Ese león había hecho muchos robos.
-¿ Y al hombre no lo ataca?
-No, señor; a los caballos los ataca de preferencia.
Después
de atravesar una pampa pequeña entramos en un bosque de coligües, el
camino parece un túnel por la forma; es una verdadera arquería de
cañas.
Antes de
estar desarrollado el coligüe es como un arbusto; echa mucha rama y una
flor blanca que es el semillero. El coligüe ya desarrollado mide diez a
quince metros y alcanza un grueso respetable: dos o tres pulgadas.
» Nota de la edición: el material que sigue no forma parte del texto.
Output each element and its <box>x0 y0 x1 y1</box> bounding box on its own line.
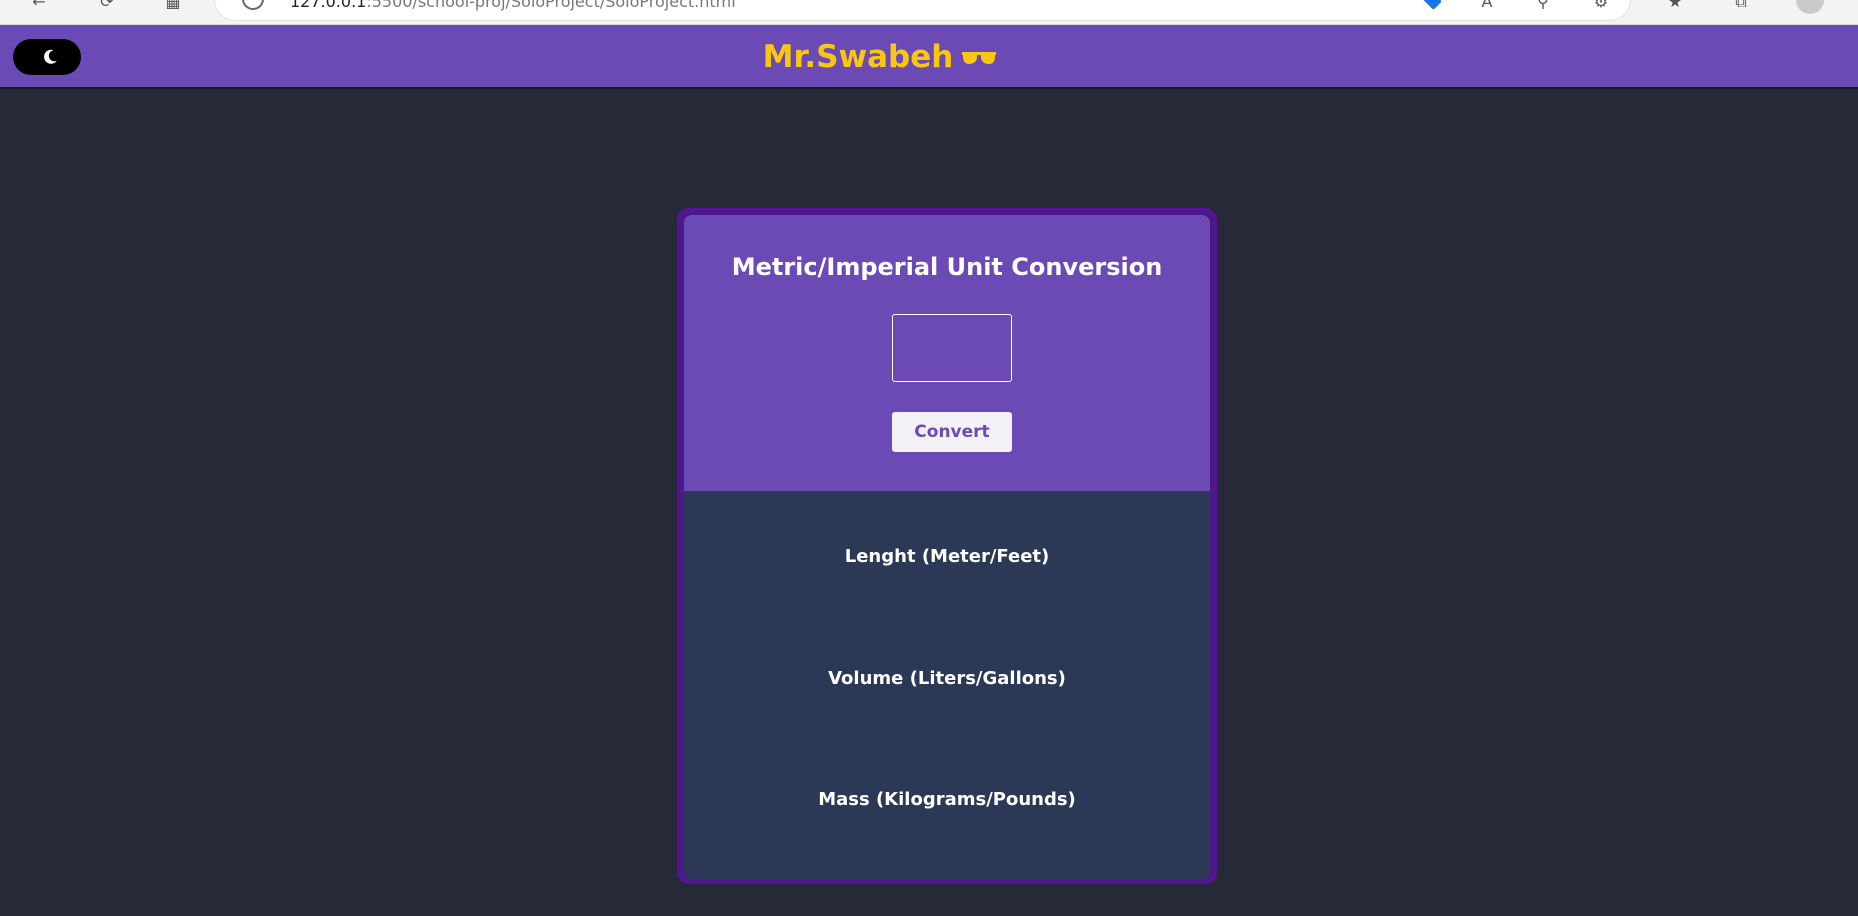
back-icon[interactable]: ← <box>28 0 50 13</box>
converter-results-section: Lenght (Meter/Feet) Volume (Liters/Gallo… <box>684 491 1210 879</box>
brand: Mr.Swabeh <box>0 25 1760 89</box>
read-aloud-icon[interactable]: A <box>1476 0 1498 13</box>
length-result-label: Lenght (Meter/Feet) <box>844 546 1050 567</box>
converter-input-section: Metric/Imperial Unit Conversion Convert <box>684 215 1210 491</box>
value-input[interactable] <box>892 314 1012 382</box>
favorites-bar-icon[interactable]: ★ <box>1664 0 1686 13</box>
sunglasses-icon <box>962 52 997 64</box>
convert-button[interactable]: Convert <box>892 412 1012 452</box>
address-path: :5500/school-proj/SoloProject/SoloProjec… <box>366 0 736 11</box>
collections-icon[interactable]: ⧉ <box>1730 0 1752 13</box>
mass-result-label: Mass (Kilograms/Pounds) <box>818 789 1076 810</box>
apps-icon[interactable]: ▦ <box>162 0 184 13</box>
refresh-icon[interactable]: ⟳ <box>96 0 118 13</box>
browser-toolbar: ← ⟳ ▦ 127.0.0.1:5500/school-proj/SoloPro… <box>0 0 1858 25</box>
profile-avatar[interactable] <box>1796 0 1824 14</box>
zoom-icon[interactable]: ⚲ <box>1532 0 1554 13</box>
converter-title: Metric/Imperial Unit Conversion <box>731 253 1163 281</box>
address-host: 127.0.0.1 <box>290 0 367 11</box>
brand-title: Mr.Swabeh <box>762 39 954 75</box>
volume-result-label: Volume (Liters/Gallons) <box>828 668 1066 689</box>
converter-card: Metric/Imperial Unit Conversion Convert … <box>677 208 1217 884</box>
address-text: 127.0.0.1:5500/school-proj/SoloProject/S… <box>290 0 736 11</box>
site-header: Mr.Swabeh <box>0 25 1858 89</box>
extensions-icon[interactable]: ⚙ <box>1590 0 1612 13</box>
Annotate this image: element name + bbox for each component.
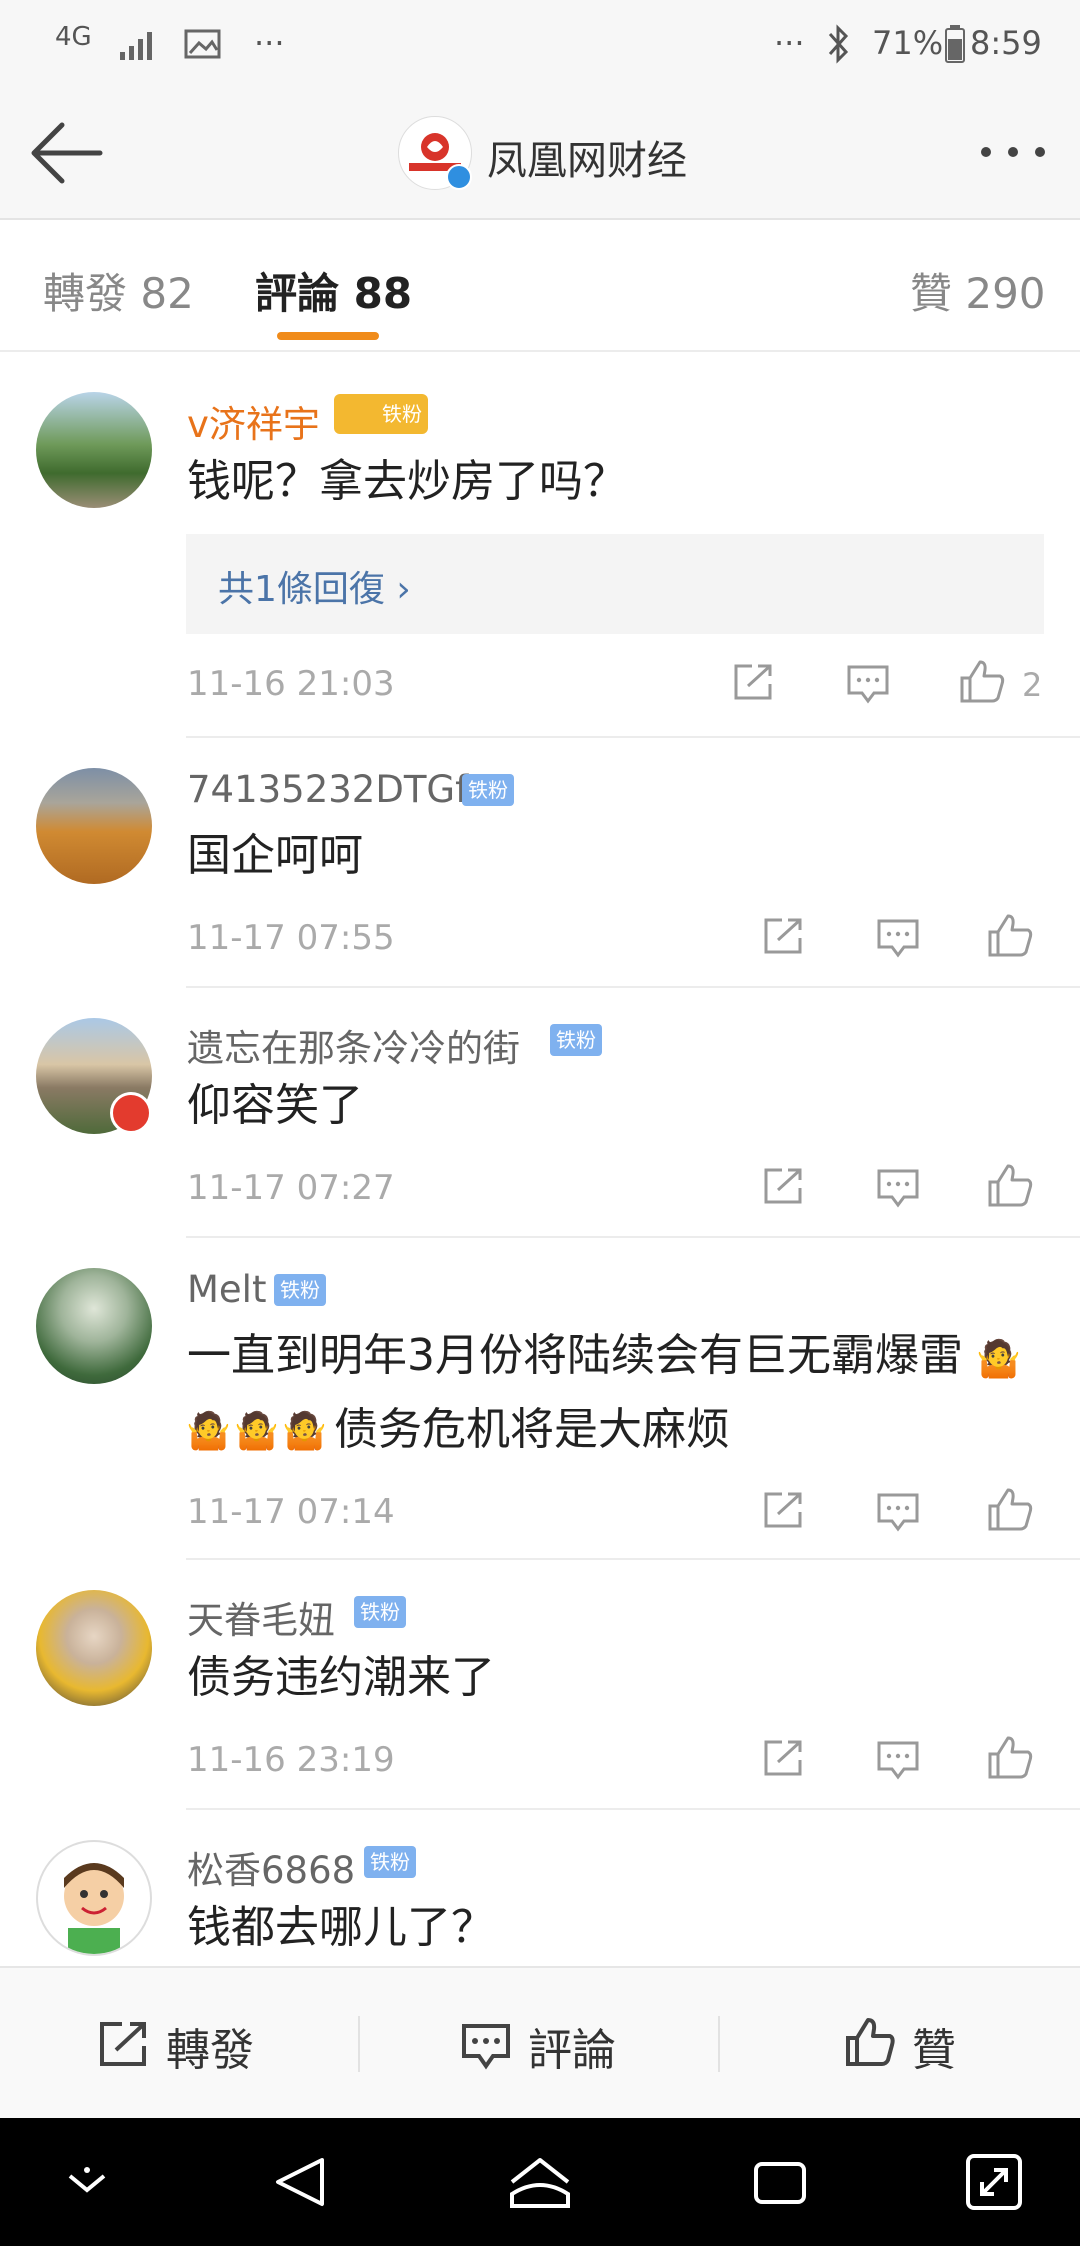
tab-bar: 轉發 82 評論 88 贊 290 <box>0 220 1080 352</box>
like-icon[interactable] <box>958 658 1006 704</box>
comment-username[interactable]: Melt <box>187 1268 266 1311</box>
bluetooth-icon <box>826 24 852 64</box>
repost-icon[interactable] <box>762 1166 806 1206</box>
fan-badge: 铁粉 <box>382 402 422 426</box>
tab-active-indicator <box>277 332 379 340</box>
comment-time: 11-17 07:14 <box>187 1492 395 1532</box>
right-dots: ··· <box>774 24 805 62</box>
signal-icon <box>118 26 160 62</box>
red-badge-icon <box>110 1092 152 1134</box>
comment-icon[interactable] <box>876 1492 920 1532</box>
shrug-emoji-icon: 🤷 <box>234 1411 279 1452</box>
like-icon[interactable] <box>986 912 1034 958</box>
tab-likes[interactable]: 贊 290 <box>910 260 1046 321</box>
battery-percent: 71% <box>872 24 944 62</box>
home-icon[interactable] <box>508 2156 572 2210</box>
repost-button[interactable]: 轉發 <box>98 2014 298 2076</box>
comment-item: 天眷毛妞 铁粉 债务违约潮来了 11-16 23:19 <box>0 1560 1080 1808</box>
comment-icon[interactable] <box>846 664 890 704</box>
fan-badge: 铁粉 <box>550 1024 602 1056</box>
repost-label: 轉發 <box>166 2025 254 2076</box>
comment-icon[interactable] <box>876 1740 920 1780</box>
status-bar: 4G ··· ··· 71% 8:59 <box>0 0 1080 90</box>
separator <box>718 2016 720 2072</box>
avatar[interactable] <box>36 392 152 508</box>
fan-badge: 铁粉 <box>274 1274 326 1306</box>
comment-time: 11-17 07:55 <box>187 918 395 958</box>
repost-icon[interactable] <box>762 1490 806 1530</box>
repost-icon[interactable] <box>732 662 776 702</box>
comment-label: 評論 <box>528 2025 616 2076</box>
comment-time: 11-17 07:27 <box>187 1168 395 1208</box>
comment-text: 钱呢？拿去炒房了吗？ <box>187 456 627 507</box>
shrug-emoji-icon: 🤷 <box>976 1339 1021 1380</box>
fan-badge: 铁粉 <box>364 1846 416 1878</box>
comment-text: 债务违约潮来了 <box>187 1652 495 1703</box>
network-indicator: 4G <box>55 22 92 52</box>
comment-username[interactable]: 74135232DTGf <box>187 768 468 811</box>
reply-summary-link[interactable]: 共1條回復 › <box>218 560 411 612</box>
bottom-action-bar: 轉發 評論 贊 <box>0 1966 1080 2120</box>
reply-summary-box[interactable]: 共1條回復 › <box>186 534 1044 634</box>
comment-item: Melt 铁粉 一直到明年3月份将陆续会有巨无霸爆雷 🤷 🤷 🤷 🤷 债务危机将… <box>0 1238 1080 1558</box>
comment-text-line2: 债务危机将是大麻烦 <box>334 1404 730 1455</box>
back-icon[interactable] <box>272 2154 328 2210</box>
avatar[interactable] <box>36 1268 152 1384</box>
more-notifications: ··· <box>254 24 285 62</box>
avatar[interactable] <box>36 768 152 884</box>
comment-text: 国企呵呵 <box>187 830 363 881</box>
like-label: 贊 <box>912 2025 956 2076</box>
tab-comments[interactable]: 評論 88 <box>255 260 412 321</box>
comment-item: v济祥宇 铁粉 钱呢？拿去炒房了吗？ 共1條回復 › 11-16 21:03 2 <box>0 352 1080 736</box>
comment-icon[interactable] <box>876 1168 920 1208</box>
clock: 8:59 <box>970 24 1042 62</box>
shrug-emoji-icon: 🤷 <box>186 1411 231 1452</box>
battery-icon <box>944 24 966 64</box>
fan-badge: 铁粉 <box>462 774 514 806</box>
repost-icon[interactable] <box>762 916 806 956</box>
comment-item: 74135232DTGf 铁粉 国企呵呵 11-17 07:55 <box>0 738 1080 986</box>
avatar[interactable] <box>36 1590 152 1706</box>
comment-time: 11-16 23:19 <box>187 1740 395 1780</box>
system-nav-bar <box>0 2118 1080 2246</box>
like-icon[interactable] <box>986 1486 1034 1532</box>
account-title[interactable]: 凤凰网财经 <box>487 128 687 186</box>
tab-repost[interactable]: 轉發 82 <box>43 260 194 321</box>
like-count: 2 <box>1022 666 1043 704</box>
comment-icon[interactable] <box>876 918 920 958</box>
back-arrow-icon[interactable] <box>28 118 104 188</box>
comment-icon <box>460 2022 512 2070</box>
image-icon <box>184 28 222 60</box>
like-icon[interactable] <box>986 1162 1034 1208</box>
like-button[interactable]: 贊 <box>844 2012 1004 2076</box>
comment-username[interactable]: 松香6868 <box>187 1840 355 1894</box>
header: 凤凰网财经 <box>0 90 1080 220</box>
comment-item: 遗忘在那条冷冷的街 铁粉 仰容笑了 11-17 07:27 <box>0 988 1080 1236</box>
chevron-down-icon[interactable] <box>64 2166 110 2200</box>
comment-text: 钱都去哪儿了？ <box>187 1902 495 1953</box>
comment-username[interactable]: 遗忘在那条冷冷的街 <box>187 1018 520 1072</box>
crown-badge-icon: 铁粉 <box>334 394 428 434</box>
comment-text: 仰容笑了 <box>187 1080 363 1131</box>
verified-icon <box>446 164 472 190</box>
comment-time: 11-16 21:03 <box>187 664 395 704</box>
recent-apps-icon[interactable] <box>752 2160 808 2206</box>
expand-icon[interactable] <box>964 2152 1024 2212</box>
comment-username[interactable]: v济祥宇 <box>187 394 320 448</box>
like-icon <box>844 2016 896 2068</box>
more-options-icon[interactable] <box>978 142 1048 162</box>
repost-icon[interactable] <box>762 1738 806 1778</box>
comment-item: 松香6868 铁粉 钱都去哪儿了？ <box>0 1810 1080 1966</box>
like-icon[interactable] <box>986 1734 1034 1780</box>
separator <box>358 2016 360 2072</box>
avatar[interactable] <box>36 1840 152 1956</box>
comment-button[interactable]: 評論 <box>460 2014 660 2076</box>
fan-badge: 铁粉 <box>354 1596 406 1628</box>
comment-username[interactable]: 天眷毛妞 <box>187 1590 335 1644</box>
shrug-emoji-icon: 🤷 <box>282 1411 327 1452</box>
comment-text: 一直到明年3月份将陆续会有巨无霸爆雷 <box>187 1330 963 1381</box>
repost-icon <box>98 2020 150 2068</box>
Ya va cayendo la tarde y las sombras empiezan a invadir la
montaña.
Apretamos cinchas y picamos el último galope. Son más de las 7 y
media.
Me olvidaba decir que desde Purulón nos acompañaba el padre
Miguel, joven misionero llegado a Chile hace un año y que iba a
Panguipulli a bendecir el nuevo templo, ceremonia que se efectuaría el
domingo 20, fiesta de San Sebastián, Patrono de la Misión.
Durante
todo el camino el Padre Miguel hizo derroche de gracia y de talento, con frases
y dichos ingeniosos y oportunos.
Por fin llegamos, de noche ya, a la Misión de Panguipulli, donde
debíamos alojar. En el comedor de la portería nos esperaban los
padres y
hermanos.
Los indios se despidieron de nosotros prometiéndonos venir a buscarnos al
día siguiente a las 8 de la mañana, para conducirnos al
parlamento.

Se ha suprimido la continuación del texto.